1973 — First naval frigate named after an African-American commissioned
Ensign Jesse L. Brown was the U.S. Navy’s first African-American pilot and was killed in combat during a mission in Korea. Brown earned his pilot wings, unlike his Army aviator colleagues, who broke the color barrier with the Tuskegee Airmen. Brown, the son of a Mississippi sharecropper who used to steer mules in cotton fields, saved his money up so that he could attend Ohio State like his idol, Olympic track superstar Jesse Owens.

On this day in black history: Aretha Franklin records ‘Respect,’ Morehouse College established, and more Black History Month The Undefeated Edition Feb. 14

1760 — Richard Allen, founder of first national black church, is born
Richard Allen was born into slavery in 1760, but would eventually buy his freedom and move north. He converted to Methodism, but grew tired of the treatment of black parishioners. He founded the African Methodist Episcopal Church, the first national African-American church, in 1816.

1867 — Augusta Institute, now known as Morehouse College, founded in Augusta, Georgia
William J. White and former slave Richard C. Coulter founded the Augusta Institute in Augusta, Georgia. In 1879, the school was moved to Atlanta and its name was changed to Morehouse College, after Henry L. Morehouse, the corresponding secretary of the American Baptist Home Mission Society.

1936 — National Negro Congress organized
The inaugural meeting was held in Chicago and attended by 817 delegates representing more than 500 organizations.

1946 — Happy birthday, Gregory Hines (1946-2003)
Theater, film and television actor Gregory Hines won a Tony Award as best actor in a musical in 1992 for his portrayal of Jelly Roll Morton, the pioneering jazz composer. Hines had roles in films such as Waiting to Exhale, Francis Ford Coppola’s Cotton Club, and White Nights, as well as his sitcom, The Gregory Hines Show, on CBS from 1997 to 1998. He was also a recurring character on NBC’s Will & Grace and ABC’s Lost at Home.

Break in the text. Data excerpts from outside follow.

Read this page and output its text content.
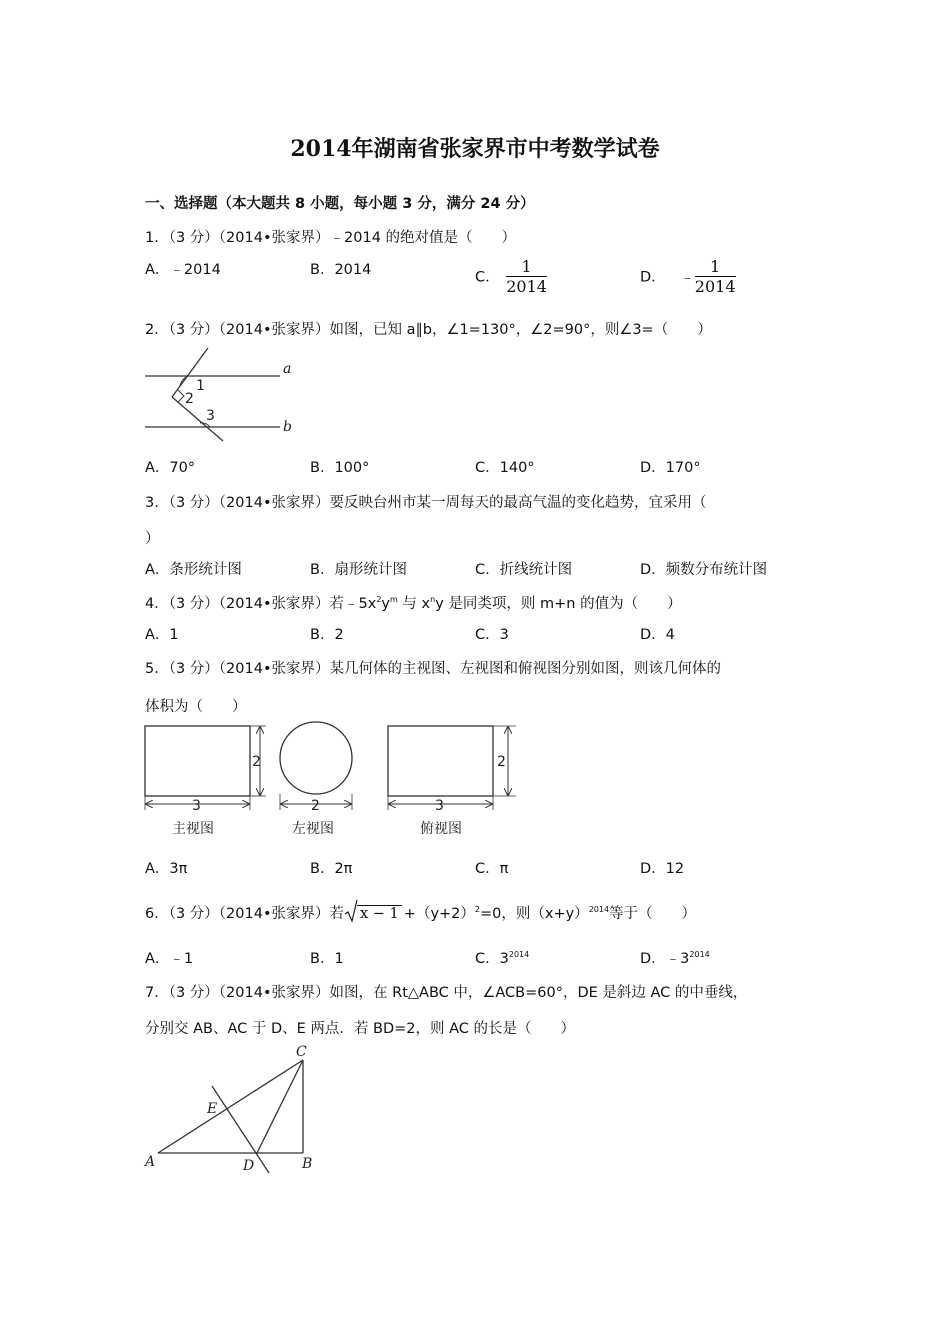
2014年湖南省张家界市中考数学试卷
一、选择题（本大题共 8 小题，每小题 3 分，满分 24 分）
1．（3 分）（2014•张家界）﹣2014 的绝对值是（　　）
A．﹣2014	B．2014	C． $\frac{1}{2014}$	D． ﹣ $\frac{1}{2014}$
2．（3 分）（2014•张家界）如图，已知 a∥b，∠1=130°，∠2=90°，则∠3=（　　）
a
b
1
2
3
A．70°	B．100°	C．140°	D．170°
3．（3 分）（2014•张家界）要反映台州市某一周每天的最高气温的变化趋势，宜采用（
）
A．条形统计图	B．扇形统计图	C．折线统计图	D．频数分布统计图
4．（3 分）（2014•张家界）若$﹣5x^2y^m$ 与 $x^ny$ 是同类项，则 m+n 的值为（　　）
A．1	B．2	C．3	D．4
5．（3 分）（2014•张家界）某几何体的主视图、左视图和俯视图分别如图，则该几何体的
体积为（　　）
2
3
主视图
2
左视图
2
3
俯视图
A．3π	B．2π	C．π	D．12
6．（3 分）（2014•张家界）若 $x - 1 +(y+2)^2=0$，则$(x+y)^{2014}$等于（　　）
A．﹣1	B．1	C．$3^{2014}$	D．$﹣3^{2014}$
7．（3 分）（2014•张家界）如图，在 Rt△ABC 中，∠ACB=60°，DE 是斜边 AC 的中垂线，
分别交 AB、AC 于 D、E 两点．若 BD=2，则 AC 的长是（　　）
C
E
A	D	B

1967 — Aretha Franklin records “Respect”
Fifty years ago today, the Queen of Soul, Aretha Franklin, recorded her iconic song in Atlantic Records’ New York studio. This Otis Redding cover became the influential soul singer’s first No. 1 hit — the track provided a soundtrack for the civil rights movement and proved to be an important piece of music for women who were seeking the same type of regard as men.